No one trains them, explains the countless, simple lessons mothers give their children every day. The patience required. The mind-numbing patience. (262)

There are many more aspects of this book to praise: Lorenzo’s ear for Australian idiom and depiction of class differences; her deft thumbnail sketches of incidental characters that make these people come alive on the page; her use of powerful verbs; her insights into psychology and character; her sometimes sympathetic, sometimes harsh, portrayal of different types of families; as well as her skill in portraying a range of difficult and subtle human emotions:

Looking out over the water, life at that moment seemed sad and sweet and as fleeting as the day.

This was something she felt sometimes as a child – a wistfulness, but also a tentative inkling of future possibility, of life renewed and waiting, and of the transience of her own being. (242)

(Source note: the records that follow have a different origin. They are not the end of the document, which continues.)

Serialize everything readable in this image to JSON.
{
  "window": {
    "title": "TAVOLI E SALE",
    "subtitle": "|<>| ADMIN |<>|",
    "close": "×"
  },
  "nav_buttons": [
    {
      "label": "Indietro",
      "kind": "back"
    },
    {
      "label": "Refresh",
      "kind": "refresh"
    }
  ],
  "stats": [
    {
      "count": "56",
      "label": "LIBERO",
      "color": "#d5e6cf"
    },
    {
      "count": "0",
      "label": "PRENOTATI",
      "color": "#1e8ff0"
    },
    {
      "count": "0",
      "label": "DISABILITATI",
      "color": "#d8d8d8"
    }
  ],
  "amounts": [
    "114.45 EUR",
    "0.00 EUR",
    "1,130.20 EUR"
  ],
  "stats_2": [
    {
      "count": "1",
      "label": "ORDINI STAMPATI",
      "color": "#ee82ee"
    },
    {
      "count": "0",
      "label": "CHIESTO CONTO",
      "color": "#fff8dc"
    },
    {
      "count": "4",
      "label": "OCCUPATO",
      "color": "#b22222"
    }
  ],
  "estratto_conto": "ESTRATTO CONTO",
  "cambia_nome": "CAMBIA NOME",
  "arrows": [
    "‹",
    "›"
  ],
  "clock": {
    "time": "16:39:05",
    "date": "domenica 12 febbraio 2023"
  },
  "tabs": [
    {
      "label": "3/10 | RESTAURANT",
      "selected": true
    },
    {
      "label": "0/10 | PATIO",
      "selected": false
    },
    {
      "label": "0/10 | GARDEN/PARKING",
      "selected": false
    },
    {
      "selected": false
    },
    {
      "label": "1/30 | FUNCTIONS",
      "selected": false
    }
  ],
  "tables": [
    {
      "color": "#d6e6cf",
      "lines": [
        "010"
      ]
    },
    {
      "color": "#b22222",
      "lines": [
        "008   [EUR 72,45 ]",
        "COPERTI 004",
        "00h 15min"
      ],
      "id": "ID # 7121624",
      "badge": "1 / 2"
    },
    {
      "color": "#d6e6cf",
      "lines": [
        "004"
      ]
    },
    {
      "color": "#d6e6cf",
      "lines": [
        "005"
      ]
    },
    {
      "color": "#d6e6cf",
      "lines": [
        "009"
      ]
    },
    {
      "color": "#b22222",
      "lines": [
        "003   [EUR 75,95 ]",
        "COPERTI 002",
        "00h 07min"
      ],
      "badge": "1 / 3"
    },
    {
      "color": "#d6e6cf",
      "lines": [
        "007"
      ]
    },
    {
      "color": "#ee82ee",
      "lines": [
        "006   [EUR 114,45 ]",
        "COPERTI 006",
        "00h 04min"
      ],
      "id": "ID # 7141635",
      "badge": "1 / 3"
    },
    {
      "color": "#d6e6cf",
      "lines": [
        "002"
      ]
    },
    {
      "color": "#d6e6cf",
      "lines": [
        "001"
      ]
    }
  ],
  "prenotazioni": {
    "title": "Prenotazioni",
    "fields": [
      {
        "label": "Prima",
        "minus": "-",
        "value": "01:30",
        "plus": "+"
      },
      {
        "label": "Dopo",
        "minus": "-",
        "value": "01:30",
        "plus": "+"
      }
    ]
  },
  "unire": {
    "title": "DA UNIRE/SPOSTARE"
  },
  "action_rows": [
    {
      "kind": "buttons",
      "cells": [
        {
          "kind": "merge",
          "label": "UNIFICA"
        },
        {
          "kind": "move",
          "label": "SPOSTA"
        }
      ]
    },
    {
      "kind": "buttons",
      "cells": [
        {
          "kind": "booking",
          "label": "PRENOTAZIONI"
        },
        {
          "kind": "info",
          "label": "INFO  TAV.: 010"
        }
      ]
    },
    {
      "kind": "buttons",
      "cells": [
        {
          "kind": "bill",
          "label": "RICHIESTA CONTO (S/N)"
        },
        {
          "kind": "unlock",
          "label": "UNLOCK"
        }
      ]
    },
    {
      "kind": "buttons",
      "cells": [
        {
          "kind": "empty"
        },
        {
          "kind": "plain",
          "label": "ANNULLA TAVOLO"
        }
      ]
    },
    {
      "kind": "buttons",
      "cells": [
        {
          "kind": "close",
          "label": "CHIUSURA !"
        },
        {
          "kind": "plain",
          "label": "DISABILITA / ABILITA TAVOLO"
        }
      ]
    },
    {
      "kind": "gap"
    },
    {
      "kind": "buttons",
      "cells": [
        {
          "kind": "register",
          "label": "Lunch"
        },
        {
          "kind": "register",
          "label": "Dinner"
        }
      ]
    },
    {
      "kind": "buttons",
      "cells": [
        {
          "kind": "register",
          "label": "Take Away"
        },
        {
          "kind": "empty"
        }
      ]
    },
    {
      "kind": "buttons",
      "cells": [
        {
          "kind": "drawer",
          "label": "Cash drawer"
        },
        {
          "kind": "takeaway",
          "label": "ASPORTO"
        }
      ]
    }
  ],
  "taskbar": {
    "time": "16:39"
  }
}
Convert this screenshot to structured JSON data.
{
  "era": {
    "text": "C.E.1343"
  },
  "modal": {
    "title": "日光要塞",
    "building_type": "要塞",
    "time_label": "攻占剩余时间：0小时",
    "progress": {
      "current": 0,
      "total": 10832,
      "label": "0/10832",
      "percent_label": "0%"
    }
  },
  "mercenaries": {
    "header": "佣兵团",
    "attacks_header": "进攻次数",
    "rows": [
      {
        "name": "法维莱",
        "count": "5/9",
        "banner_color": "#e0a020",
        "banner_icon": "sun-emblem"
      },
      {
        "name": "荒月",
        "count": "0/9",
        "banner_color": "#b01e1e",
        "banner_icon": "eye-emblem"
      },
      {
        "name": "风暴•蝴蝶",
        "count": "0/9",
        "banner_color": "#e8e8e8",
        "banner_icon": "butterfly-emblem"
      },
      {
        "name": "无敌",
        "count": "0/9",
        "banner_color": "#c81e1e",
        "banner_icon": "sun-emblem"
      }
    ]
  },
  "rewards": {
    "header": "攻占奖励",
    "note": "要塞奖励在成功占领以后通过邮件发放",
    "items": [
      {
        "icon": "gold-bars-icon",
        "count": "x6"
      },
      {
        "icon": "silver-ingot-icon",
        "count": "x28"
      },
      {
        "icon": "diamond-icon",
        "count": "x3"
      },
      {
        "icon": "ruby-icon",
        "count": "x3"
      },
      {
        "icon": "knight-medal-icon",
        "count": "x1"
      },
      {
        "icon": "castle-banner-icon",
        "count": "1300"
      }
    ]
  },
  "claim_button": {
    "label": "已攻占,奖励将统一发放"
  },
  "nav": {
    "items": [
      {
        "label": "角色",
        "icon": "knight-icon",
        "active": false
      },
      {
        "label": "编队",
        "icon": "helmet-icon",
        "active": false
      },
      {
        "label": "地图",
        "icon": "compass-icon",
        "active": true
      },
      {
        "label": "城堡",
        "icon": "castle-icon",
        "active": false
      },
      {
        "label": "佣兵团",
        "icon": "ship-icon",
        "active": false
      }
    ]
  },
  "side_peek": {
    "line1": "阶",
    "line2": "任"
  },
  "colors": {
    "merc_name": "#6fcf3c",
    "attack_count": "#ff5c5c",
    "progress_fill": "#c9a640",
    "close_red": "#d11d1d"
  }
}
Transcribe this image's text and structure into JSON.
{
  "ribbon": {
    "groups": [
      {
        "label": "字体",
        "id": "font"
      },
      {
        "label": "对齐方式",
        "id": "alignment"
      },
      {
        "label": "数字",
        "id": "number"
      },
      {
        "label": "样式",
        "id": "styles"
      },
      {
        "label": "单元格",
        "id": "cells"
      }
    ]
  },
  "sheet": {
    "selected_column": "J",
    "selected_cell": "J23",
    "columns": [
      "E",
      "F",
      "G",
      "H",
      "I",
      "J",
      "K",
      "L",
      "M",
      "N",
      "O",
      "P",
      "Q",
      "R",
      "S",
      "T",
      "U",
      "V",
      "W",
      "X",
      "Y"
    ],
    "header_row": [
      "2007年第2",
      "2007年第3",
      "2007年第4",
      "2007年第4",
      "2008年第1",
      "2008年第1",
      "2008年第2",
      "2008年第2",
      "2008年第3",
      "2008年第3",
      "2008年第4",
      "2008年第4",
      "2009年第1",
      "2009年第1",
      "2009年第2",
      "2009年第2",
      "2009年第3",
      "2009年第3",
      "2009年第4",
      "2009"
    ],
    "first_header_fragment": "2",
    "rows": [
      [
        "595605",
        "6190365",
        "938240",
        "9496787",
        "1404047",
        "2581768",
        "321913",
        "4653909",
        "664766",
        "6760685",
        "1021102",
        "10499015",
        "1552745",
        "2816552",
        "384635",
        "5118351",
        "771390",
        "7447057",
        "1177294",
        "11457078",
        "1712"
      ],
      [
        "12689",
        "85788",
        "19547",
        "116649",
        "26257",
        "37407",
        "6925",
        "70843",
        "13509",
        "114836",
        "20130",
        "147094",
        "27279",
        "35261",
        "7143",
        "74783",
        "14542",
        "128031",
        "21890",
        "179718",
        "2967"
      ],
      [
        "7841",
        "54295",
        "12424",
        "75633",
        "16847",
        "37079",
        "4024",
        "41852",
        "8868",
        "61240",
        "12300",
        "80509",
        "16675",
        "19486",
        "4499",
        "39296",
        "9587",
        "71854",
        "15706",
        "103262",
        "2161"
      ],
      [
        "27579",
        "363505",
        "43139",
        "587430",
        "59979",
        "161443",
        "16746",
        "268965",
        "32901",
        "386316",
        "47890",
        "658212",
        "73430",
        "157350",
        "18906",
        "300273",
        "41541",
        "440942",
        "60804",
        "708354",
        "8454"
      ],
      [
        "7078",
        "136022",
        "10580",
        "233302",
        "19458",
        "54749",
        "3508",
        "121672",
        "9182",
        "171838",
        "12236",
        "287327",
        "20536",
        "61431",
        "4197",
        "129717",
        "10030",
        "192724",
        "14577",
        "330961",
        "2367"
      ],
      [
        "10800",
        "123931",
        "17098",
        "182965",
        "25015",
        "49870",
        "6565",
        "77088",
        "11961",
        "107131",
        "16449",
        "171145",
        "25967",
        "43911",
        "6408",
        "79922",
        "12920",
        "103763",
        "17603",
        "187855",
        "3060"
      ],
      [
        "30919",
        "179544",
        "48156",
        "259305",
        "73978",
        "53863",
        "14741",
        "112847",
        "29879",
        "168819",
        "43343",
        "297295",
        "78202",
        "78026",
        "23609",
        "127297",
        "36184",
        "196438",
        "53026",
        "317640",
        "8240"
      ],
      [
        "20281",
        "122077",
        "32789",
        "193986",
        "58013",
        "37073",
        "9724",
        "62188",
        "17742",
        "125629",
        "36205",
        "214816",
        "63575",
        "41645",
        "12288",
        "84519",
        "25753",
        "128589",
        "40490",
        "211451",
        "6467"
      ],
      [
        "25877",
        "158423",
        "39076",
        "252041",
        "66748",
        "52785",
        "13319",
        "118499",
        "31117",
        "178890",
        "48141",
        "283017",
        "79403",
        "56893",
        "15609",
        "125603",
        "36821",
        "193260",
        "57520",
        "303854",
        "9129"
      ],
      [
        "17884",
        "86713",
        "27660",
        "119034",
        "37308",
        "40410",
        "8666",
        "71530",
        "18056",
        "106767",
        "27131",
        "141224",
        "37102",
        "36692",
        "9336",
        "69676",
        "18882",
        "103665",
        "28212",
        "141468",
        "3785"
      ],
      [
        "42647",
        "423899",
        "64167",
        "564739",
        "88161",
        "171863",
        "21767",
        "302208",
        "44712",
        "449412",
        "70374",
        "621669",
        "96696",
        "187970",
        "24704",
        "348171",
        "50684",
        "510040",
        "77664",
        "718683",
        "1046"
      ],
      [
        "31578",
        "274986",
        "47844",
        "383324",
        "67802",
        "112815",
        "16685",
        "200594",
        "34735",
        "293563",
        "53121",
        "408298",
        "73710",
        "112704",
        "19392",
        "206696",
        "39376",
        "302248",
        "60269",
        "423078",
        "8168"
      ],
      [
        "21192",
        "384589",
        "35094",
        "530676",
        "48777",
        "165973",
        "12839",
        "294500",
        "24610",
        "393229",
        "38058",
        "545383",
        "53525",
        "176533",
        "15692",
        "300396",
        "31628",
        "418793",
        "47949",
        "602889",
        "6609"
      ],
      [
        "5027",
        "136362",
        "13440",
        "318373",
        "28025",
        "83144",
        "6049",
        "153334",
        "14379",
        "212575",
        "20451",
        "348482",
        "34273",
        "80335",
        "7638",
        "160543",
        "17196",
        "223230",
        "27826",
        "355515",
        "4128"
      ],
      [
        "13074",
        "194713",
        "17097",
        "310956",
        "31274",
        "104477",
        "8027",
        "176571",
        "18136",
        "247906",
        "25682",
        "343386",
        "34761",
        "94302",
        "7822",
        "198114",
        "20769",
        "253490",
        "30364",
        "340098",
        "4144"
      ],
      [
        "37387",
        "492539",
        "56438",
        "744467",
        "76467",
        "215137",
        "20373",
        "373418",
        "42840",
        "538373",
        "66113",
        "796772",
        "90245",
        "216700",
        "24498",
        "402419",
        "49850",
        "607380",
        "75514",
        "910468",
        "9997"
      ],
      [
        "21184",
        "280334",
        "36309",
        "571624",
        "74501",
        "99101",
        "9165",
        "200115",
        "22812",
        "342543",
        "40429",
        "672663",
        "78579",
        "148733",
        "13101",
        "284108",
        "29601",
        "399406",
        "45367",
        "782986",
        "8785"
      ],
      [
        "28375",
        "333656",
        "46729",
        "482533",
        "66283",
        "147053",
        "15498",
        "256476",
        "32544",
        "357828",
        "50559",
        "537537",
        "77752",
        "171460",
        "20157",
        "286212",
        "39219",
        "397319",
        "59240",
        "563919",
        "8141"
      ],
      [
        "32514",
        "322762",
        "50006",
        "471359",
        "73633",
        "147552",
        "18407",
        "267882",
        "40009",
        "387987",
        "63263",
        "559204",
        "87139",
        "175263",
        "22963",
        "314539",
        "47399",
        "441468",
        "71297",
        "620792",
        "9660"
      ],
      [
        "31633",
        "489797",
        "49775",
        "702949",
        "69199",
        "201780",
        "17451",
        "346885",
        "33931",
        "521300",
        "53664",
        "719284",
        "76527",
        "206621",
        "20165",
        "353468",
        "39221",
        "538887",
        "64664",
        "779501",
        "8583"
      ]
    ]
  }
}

Despite the toughness of the reading experience, despite the harshness and horror of much of what is portrayed, Lorenzo leaves the reader with a sense that everything will be okay.

~

Author: Olga Lorenzo
Title: The Light on the Water
Publisher and date: Allen & Unwin, 2016
ISBN: 9781925266542

This review forms part of my 2016 Australian Women Writers and Aussie Author Challenge. Thanks to Allen & Unwin for providing a review copy.